In a brief, humorous speech broadcast live to 162 colleges nationwide, University of Colorado paleontologist Dr. Robert Bakker said his evidence supports the theory that dinosaurs were actually warm-blooded, fast-moving social creatures who thrived in dry, cold climates.
According to Bakker's evidence, dinosaurs also varied in intellectual capacity, cared for their young and are most closely related to modern-day birds--not reptiles, as has been traditionally thought.
Bakker said that evidence in support of his theory is not new, yet it has been largely ignored because it doesn't "fit" with turn-of-the-century notions of dinosaurs that have persisted to this day.
"It's science by label," said Bakker, "and labeling is a very powerful influence on research.

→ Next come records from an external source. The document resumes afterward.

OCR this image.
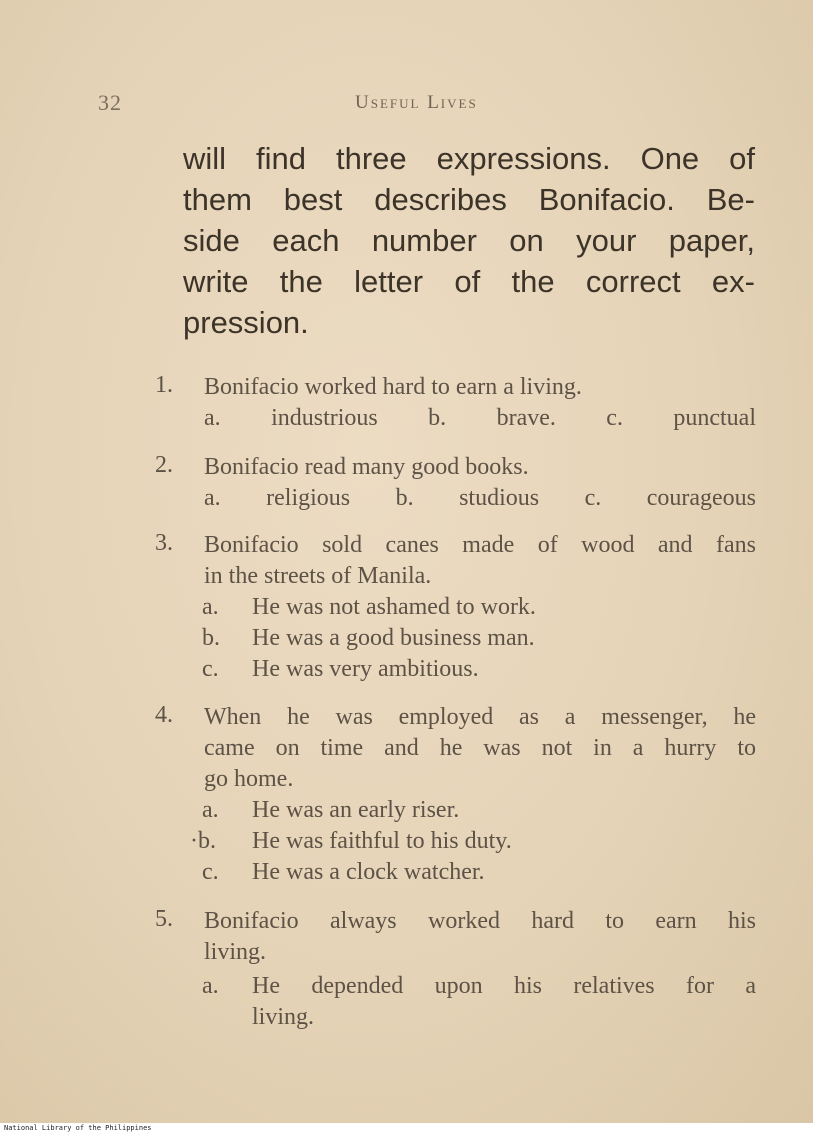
32	Useful Lives
will find three expressions. One of
them best describes Bonifacio. Be-
side each number on your paper,
write the letter of the correct ex-
pression.
1.	Bonifacio worked hard to earn a living.
a. industrious b. brave. c. punctual
2.	Bonifacio read many good books.
a. religious b. studious c. courageous
3.	Bonifacio sold canes made of wood and fans
in the streets of Manila.
a.	He was not ashamed to work.
b.	He was a good business man.
c.	He was very ambitious.
4.	When he was employed as a messenger, he
came on time and he was not in a hurry to
go home.
a.	He was an early riser.
·b.	He was faithful to his duty.
c.	He was a clock watcher.
5.	Bonifacio always worked hard to earn his
living.
a.	He depended upon his relatives for a
living.
National Library of the Philippines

If you define a dinosaur as a reptile, you don't have to think about it anymore."
The most likely cause of their demise, said Bakker, touching on another dinosaur controversy, was not a meteor or a sudden temperature change, but a disease of epidemic proportions. "I see dinosaurs as not going out with a bang, but going out with diarrhoea," said Bakker.
Bakker's lecture was followed by a brief call-in question-and-answer period and a screening of "The Great Dinosaur Hunt," a special in "The Infinite Voyage" television series. The lecture and film were beamed live to colleges campuses across the country and also will be aired January 4 on PBS.